Is Faster R-CNN Doing Well for Pedestrian Detection?
The paper "Is Faster R-CNN Doing Well for Pedestrian Detection?" by Liliang Zhang, Liang Lin, Xiaodan Liang, and Kaiming He investigates the efficacy of Faster R-CNN for detecting pedestrians, an object detection task with specialized requirements. Despite its success in general object detection, this paper reveals Faster R-CNN's shortcomings in pedestrian detection and proposes improvements by leveraging Region Proposal Network (RPN) and Boosted Forests (BF).
Main Contributions and Findings
The primary contributions of this paper are:
- Performance of RPN as a Stand-Alone Detector: The research demonstrates that RPN, typically a component of Faster R-CNN, performs competitively as an autonomous pedestrian detector. With refined anchors that match the average pedestrian aspect ratio and scaled to cover a wider range, the RPN exhibits high recall rates, which are superior to traditional feature-based methods such as SCF and LDCF.
- Downstream Classifier Degradation: Contrary to expectations, the paper finds that feeding RPN proposals into the Fast R-CNN classifier degrades performance. The authors attribute this to the insufficient resolution of convolutional feature maps used in Fast R-CNN, which adversely affects the detection of small-sized pedestrian instances.

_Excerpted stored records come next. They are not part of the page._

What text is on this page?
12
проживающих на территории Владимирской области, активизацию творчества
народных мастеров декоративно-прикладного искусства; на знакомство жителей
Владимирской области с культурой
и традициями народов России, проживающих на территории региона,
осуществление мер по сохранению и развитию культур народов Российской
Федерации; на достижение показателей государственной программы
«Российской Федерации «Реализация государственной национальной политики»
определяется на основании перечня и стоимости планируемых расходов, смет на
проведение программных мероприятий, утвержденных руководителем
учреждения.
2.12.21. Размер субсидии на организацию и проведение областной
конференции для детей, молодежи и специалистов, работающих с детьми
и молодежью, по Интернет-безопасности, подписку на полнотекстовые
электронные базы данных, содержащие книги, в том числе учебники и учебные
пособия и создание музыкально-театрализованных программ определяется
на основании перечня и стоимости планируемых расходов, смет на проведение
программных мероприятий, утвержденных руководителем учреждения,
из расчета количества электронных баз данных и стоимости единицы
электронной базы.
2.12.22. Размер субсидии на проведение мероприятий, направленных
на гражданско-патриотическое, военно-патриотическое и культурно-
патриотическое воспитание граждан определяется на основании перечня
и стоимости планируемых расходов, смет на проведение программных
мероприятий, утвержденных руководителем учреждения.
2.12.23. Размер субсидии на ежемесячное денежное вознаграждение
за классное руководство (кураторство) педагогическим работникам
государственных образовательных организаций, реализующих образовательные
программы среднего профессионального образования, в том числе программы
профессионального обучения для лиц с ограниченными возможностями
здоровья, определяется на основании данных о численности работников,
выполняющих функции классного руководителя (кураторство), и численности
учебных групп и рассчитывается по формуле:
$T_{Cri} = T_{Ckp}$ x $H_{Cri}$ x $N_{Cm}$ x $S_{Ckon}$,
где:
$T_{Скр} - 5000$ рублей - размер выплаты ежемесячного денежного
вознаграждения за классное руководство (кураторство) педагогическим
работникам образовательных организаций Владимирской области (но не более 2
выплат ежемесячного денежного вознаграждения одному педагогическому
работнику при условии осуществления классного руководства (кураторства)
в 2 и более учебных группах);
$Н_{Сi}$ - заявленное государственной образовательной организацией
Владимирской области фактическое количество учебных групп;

- Enhancements with Boosted Forests: To address the resolution issue and improve handling of hard negative examples, the authors introduce a BF classifier on high-resolution features shared by the RPN. This approach eliminates the necessity for traditional hand-crafted features while improving both accuracy and computational efficiency.
Experimental Results
The paper conducts rigorous evaluations on multiple benchmarks such as Caltech, INRIA, ETH, and KITTI, ensuring comprehensive verification:
- Caltech: The method yields an MR (log-average Miss Rate) of 9.6%, substantially outperforming other state-of-the-art methods.
- INRIA and ETH: On these datasets, leveraging high-resolution features and effective bootstrapping, the proposed method achieves an MR of 6.9% and 30.2%, respectively, surpassing previous best results.
- KITTI: With a mean Average Precision (mAP) of 61.15% on the "Moderate" difficulty level, the method is competitive and maintains practical inference speed at 0.5 seconds per image.
Technical Details and Implementation
Key technical contributions include:
- High-Resolution Feature Extraction: By utilizing shallower layers such as Conv3_3 and Conv4_3, the BF classifier extracts high-resolution features crucial for small object detection.
- Bootstrapping for Hard Negative Mining: The cascaded Boosted Forest leverages effective bootstrapping to iteratively mine hard negatives, improving classifier resilience to false positives.
- Combination of Features: Features extracted from multiple convolutional layers are concatenated for classification, exploiting diverse resolutions without normalization requirements. This flexibility is vital for enhanced performance.
Implications and Future Directions
The paper illustrates the significance of high-resolution features and hard-negative mining in pedestrian detection:
- Practical Implications: For autonomous driving and surveillance applications, the proposed improvements are particularly relevant due to the frequent occurrence of small-sized pedestrians in these scenarios.
- Theoretical Implications: This paper highlights limitations in Fast R-CNN when adapted to tasks requiring high localization accuracy for small objects, suggesting a broader need for tailored approaches in specific object detection domains.
Speculative Future Developments:
- End-to-End Hard Example Mining: The paper notes the potential overlap with methods like Online Hard Example Mining (OHEM). A promising future direction would be a thorough comparative analysis or an integration of online hard mining techniques for further optimization.
- Enhancements in Deep Learning Techniques: More advanced deep learning architectures can be explored to improve feature resolution adaptively, addressing the intrinsic limitations of current pooling layers in handling small instances.
In conclusion, the paper makes substantial contributions by identifying and addressing critical issues in Faster R-CNN for pedestrian detection. The combination of RPN and Boosted Forests presents a robust alternative, showcasing the importance of high-resolution features and effective negative mining strategies. The results and insights from this research have practical value for real-world applications and provide a foundation for future innovations in specialized object detection tasks.